7.6.4.1. Sesame server location

This parameter specifies the URL of the Sesame Server that the repository should communicate with. Default value is http://localhost:8080/openrdf-sesame, which corresponds to a Sesame Server that is running on your own machine.

7.6.4.2. Remote repository ID

This is the ID of the remote repository that the HTTP repository should communicate with. Please note an HTTP repository two repository ID parameters: one identifying the remote repository and one that specifies the HTTP repository's own ID.

7.7. Repository configuration templates (advanced)

In Sesame, repository configurations with all their parameters are modeled in RDF and stored in the SYSTEM repository. So, in order to create a new repository, the Console needs to create such an RDF document and submit it to the SYSTEM repository. The Console uses so called repository configuration templates to accomplish this.

Repository configuration templates are simple Turtle RDF files that describe a repository configuration, where some of the parameters are replaced with variables. The Console parses these templates and asks the user to supply values for the variables.
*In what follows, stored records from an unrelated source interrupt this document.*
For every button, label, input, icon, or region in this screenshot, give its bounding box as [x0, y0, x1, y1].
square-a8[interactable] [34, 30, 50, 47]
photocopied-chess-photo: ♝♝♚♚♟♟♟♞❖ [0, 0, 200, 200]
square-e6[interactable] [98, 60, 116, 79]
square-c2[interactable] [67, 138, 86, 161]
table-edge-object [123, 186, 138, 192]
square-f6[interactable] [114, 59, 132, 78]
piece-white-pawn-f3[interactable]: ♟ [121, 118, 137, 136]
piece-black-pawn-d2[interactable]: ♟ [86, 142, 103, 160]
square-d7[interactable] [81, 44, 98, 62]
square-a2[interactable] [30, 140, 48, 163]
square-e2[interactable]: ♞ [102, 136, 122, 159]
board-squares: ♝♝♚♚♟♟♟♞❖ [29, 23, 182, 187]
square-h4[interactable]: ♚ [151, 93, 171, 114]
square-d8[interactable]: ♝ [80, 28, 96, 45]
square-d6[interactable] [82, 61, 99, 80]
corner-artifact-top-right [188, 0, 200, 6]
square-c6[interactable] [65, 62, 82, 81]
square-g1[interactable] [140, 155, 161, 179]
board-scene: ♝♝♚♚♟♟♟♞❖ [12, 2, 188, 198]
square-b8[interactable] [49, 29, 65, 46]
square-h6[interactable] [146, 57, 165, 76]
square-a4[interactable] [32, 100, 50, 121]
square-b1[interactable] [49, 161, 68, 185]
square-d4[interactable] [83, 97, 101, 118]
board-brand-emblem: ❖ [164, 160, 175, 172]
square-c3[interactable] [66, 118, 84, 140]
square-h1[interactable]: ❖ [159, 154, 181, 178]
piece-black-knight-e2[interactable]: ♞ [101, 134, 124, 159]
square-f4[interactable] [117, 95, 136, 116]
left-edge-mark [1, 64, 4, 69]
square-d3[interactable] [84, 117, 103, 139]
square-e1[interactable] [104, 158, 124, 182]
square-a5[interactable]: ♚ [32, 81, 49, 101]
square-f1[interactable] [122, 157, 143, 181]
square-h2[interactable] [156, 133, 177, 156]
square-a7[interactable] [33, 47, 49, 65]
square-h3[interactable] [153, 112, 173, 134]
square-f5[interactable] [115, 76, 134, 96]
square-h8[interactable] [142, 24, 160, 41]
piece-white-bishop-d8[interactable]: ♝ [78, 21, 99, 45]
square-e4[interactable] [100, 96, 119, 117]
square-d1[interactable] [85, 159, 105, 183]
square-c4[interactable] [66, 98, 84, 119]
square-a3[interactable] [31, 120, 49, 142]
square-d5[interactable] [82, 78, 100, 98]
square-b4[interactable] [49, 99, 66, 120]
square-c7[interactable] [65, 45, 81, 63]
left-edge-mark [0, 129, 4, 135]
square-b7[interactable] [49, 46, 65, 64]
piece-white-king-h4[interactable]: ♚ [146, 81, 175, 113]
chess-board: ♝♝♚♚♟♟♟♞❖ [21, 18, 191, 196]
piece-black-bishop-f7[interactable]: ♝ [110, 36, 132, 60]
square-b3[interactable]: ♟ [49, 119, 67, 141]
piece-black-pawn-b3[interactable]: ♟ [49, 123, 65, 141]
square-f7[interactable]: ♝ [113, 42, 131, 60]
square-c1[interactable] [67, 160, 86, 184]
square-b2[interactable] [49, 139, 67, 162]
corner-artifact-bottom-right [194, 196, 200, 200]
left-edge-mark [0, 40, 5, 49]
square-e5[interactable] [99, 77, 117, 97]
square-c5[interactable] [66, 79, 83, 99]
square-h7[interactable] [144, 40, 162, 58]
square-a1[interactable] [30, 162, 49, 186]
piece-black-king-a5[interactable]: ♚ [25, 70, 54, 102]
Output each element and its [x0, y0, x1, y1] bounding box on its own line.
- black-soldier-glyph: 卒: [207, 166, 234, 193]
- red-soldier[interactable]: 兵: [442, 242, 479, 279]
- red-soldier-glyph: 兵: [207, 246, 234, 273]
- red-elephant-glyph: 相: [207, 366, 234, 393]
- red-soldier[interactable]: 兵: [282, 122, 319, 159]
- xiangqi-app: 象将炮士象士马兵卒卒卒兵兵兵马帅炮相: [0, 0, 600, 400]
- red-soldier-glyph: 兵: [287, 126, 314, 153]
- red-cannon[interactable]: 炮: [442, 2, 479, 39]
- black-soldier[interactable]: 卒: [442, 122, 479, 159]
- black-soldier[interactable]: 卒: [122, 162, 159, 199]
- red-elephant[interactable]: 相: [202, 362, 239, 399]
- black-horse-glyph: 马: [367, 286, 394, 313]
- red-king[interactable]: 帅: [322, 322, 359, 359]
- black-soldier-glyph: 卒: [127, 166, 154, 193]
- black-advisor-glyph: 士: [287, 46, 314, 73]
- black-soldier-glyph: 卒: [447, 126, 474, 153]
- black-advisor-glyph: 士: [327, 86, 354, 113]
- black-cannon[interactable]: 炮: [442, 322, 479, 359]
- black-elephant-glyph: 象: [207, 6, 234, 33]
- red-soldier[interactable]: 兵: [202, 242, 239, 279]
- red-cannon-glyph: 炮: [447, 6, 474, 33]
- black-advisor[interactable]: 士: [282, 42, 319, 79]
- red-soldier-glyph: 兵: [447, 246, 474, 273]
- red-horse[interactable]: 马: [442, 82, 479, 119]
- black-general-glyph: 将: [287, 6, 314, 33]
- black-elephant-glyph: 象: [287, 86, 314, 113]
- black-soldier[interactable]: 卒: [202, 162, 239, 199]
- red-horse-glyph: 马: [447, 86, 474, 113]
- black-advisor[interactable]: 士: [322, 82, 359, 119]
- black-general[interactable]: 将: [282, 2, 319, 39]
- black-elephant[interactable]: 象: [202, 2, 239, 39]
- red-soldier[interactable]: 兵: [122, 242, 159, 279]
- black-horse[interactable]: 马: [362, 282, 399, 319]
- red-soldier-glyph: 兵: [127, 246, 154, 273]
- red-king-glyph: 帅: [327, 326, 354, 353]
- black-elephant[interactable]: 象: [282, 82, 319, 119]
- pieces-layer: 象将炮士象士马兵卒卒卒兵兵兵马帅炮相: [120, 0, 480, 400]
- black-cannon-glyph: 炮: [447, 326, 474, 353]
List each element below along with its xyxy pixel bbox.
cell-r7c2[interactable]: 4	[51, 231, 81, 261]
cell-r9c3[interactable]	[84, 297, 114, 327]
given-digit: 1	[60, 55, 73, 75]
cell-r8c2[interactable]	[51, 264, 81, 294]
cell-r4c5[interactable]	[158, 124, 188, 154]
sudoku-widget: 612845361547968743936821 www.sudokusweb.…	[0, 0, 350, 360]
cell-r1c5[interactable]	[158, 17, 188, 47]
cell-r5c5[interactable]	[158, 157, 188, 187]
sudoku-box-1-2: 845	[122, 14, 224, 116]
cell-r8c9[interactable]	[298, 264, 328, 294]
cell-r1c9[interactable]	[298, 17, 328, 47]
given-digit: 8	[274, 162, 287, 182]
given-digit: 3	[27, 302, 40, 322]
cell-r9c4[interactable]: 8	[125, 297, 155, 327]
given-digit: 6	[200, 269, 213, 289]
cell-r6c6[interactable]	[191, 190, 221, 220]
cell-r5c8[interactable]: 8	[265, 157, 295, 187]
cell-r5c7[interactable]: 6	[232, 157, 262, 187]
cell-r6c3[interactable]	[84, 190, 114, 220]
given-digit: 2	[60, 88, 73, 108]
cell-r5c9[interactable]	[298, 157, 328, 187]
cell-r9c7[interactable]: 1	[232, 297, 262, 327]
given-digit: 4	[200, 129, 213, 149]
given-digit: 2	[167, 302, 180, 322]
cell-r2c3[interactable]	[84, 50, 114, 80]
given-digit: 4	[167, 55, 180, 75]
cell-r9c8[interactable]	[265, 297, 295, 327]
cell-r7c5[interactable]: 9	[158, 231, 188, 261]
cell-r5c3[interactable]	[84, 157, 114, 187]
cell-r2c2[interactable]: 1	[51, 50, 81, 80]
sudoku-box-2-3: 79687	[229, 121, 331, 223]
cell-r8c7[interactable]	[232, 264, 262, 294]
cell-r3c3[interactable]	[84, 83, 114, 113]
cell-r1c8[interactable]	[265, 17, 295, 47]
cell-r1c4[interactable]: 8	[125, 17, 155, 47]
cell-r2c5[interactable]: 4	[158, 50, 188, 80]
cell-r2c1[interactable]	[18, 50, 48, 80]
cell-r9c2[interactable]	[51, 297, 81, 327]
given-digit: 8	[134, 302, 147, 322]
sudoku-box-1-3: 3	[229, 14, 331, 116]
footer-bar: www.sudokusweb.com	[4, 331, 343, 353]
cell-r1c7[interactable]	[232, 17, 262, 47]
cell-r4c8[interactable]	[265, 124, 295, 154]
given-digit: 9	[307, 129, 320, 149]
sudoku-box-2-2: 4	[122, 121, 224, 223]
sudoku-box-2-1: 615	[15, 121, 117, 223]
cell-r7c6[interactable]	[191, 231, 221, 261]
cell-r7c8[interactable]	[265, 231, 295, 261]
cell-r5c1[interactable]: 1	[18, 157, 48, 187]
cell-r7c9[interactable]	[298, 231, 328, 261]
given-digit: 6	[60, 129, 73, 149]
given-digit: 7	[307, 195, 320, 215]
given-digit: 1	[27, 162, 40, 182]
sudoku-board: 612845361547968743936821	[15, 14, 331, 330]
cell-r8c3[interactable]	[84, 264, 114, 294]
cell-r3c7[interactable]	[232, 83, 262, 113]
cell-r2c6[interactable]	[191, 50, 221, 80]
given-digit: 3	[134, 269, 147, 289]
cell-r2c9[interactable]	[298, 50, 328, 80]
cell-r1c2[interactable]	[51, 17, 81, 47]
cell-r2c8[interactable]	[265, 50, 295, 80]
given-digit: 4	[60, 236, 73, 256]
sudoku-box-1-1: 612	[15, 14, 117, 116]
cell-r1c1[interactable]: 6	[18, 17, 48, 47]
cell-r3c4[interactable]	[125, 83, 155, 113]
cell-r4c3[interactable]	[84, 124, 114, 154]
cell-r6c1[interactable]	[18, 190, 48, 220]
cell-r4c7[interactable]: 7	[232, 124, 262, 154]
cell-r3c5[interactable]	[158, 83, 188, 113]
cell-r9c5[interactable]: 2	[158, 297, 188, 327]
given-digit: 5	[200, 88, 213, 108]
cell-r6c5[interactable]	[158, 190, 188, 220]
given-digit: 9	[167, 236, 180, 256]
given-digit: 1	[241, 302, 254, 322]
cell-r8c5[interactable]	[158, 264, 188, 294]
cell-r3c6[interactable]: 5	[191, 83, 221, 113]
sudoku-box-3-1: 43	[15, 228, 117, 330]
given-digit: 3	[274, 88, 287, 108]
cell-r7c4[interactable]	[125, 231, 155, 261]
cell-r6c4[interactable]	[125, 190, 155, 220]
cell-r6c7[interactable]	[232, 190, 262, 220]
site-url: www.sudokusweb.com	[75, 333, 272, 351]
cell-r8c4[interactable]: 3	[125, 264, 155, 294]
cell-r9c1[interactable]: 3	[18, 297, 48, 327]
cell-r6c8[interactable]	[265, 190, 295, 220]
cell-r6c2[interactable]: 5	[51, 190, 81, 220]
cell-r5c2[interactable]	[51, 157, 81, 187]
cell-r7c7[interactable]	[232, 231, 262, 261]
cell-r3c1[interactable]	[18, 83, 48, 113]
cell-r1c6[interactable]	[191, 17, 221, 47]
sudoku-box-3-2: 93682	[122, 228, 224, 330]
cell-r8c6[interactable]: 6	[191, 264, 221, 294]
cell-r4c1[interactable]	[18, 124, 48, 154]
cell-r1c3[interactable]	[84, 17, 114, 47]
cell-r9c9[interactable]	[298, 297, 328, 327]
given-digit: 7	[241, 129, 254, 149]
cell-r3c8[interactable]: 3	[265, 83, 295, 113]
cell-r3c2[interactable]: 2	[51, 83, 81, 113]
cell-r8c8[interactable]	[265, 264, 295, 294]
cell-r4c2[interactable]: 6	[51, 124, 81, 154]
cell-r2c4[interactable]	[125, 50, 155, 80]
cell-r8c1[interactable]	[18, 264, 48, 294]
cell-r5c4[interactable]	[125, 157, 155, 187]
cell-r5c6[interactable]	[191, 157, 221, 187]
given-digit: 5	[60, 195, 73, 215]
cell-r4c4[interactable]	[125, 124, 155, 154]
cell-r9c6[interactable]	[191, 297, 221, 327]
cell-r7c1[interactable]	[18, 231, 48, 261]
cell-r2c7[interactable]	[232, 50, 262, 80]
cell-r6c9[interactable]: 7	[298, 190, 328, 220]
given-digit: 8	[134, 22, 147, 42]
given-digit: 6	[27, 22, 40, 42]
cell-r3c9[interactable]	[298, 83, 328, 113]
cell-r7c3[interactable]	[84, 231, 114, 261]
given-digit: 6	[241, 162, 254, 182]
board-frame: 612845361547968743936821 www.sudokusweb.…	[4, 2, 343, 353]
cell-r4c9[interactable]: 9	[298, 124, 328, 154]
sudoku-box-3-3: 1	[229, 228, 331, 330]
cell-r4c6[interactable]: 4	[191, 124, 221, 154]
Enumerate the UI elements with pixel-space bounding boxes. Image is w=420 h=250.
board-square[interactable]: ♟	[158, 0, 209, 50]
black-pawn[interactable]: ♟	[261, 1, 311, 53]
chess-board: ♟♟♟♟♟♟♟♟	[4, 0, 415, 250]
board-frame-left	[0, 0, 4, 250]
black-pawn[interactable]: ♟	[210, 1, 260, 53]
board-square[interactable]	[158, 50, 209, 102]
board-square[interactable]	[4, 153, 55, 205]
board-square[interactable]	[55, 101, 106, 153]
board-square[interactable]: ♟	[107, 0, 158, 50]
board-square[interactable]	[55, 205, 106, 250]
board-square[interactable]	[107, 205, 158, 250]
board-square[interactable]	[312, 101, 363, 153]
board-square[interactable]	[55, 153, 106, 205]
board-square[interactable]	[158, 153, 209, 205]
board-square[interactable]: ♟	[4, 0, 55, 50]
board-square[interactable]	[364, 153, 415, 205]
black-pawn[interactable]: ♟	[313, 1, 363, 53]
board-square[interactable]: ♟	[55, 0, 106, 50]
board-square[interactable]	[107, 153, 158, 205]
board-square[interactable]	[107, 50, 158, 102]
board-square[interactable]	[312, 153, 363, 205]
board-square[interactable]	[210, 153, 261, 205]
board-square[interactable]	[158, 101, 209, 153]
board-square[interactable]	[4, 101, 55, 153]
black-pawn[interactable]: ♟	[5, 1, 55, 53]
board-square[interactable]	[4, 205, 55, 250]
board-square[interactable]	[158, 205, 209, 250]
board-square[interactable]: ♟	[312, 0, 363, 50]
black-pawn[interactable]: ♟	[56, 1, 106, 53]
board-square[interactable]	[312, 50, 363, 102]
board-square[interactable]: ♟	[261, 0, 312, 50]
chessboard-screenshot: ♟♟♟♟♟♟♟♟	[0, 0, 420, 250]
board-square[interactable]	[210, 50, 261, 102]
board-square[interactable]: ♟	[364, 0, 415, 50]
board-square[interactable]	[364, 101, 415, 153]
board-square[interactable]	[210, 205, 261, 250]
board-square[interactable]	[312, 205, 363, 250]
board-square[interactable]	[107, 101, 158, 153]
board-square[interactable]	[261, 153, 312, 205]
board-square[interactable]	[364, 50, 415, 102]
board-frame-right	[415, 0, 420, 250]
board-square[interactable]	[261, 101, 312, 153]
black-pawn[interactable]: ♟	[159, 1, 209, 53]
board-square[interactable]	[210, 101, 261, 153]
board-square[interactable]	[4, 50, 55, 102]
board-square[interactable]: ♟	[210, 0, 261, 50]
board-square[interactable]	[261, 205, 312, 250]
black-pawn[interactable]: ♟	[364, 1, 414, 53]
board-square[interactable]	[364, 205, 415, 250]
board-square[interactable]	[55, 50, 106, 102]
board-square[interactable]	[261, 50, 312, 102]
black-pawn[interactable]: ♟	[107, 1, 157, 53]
The variables are then substituted with the specified values, which produces the required configuration data.

The Sesame Console comes with a number of default templates, which are listed in Section 7.4, “Creating a repository”. The Console tries to resolve the parameter specified with the 'create' command (e.g. "memory") to a template file with the same name (e.g. "memory.ttl"). The default templates are included in Console library, but the Console also looks in the templates subdirectory of [ADUNA_DATA]. You can define your own templates by placing template files in this directory.

To create your own templates, it's easiest to start with an existing template and modify that to your needs. The default "memory.ttl" template looks like this:

#
# Sesame configuration template for a main-memory repository
#
@prefix rdfs: <http://www.w3.org/2000/01/rdf-schema#>.
@prefix rep: <http://www.openrdf.org/config/repository#>.
@prefix sr: <http://www.openrdf.org/config/repository/sail#>.
@prefix sail: <http://www.openrdf.org/config/sail#>.
@prefix ms: <http://www.openrdf.org/config/sail/memory#>.

[] a rep:Repository ;
   rep:repositoryID "{%Repository ID|memory%}" ;
   rdfs:label "{%Repository title|Memory store%}" ;
   rep:repositoryImpl [
      rep:repositoryType "openrdf:SailRepository" ;
      sr:sailImpl [
         sail:sailType "openrdf:MemoryStore" ;
         ms:persist {%Persist|true|false%} ;
         ms:syncDelay {%Sync delay|0%}
      ]
   ].

Template variables are written down as {%var name%} and can specify zero or more values, seperated by vertical bars ("|"). If one value is specified then this value is interpreted as the default value for the variable. The Console will use this default value when the user simply hits the Enter key. If multiple variable values are specified, e.g. {%Persist|true|false%}, then this is interpreted as set of all possible values. If the user enters an unspecified value then that is considered to be an error. The value that is specified first is used as the default value.

The URIs that are used in the templates are the URIs that are specified by the RepsitoryConfig and SailConfig classes of Sesame's repository configuration mechanism. The relevant namespaces and URIs can be found in these javadoc or source of these classes.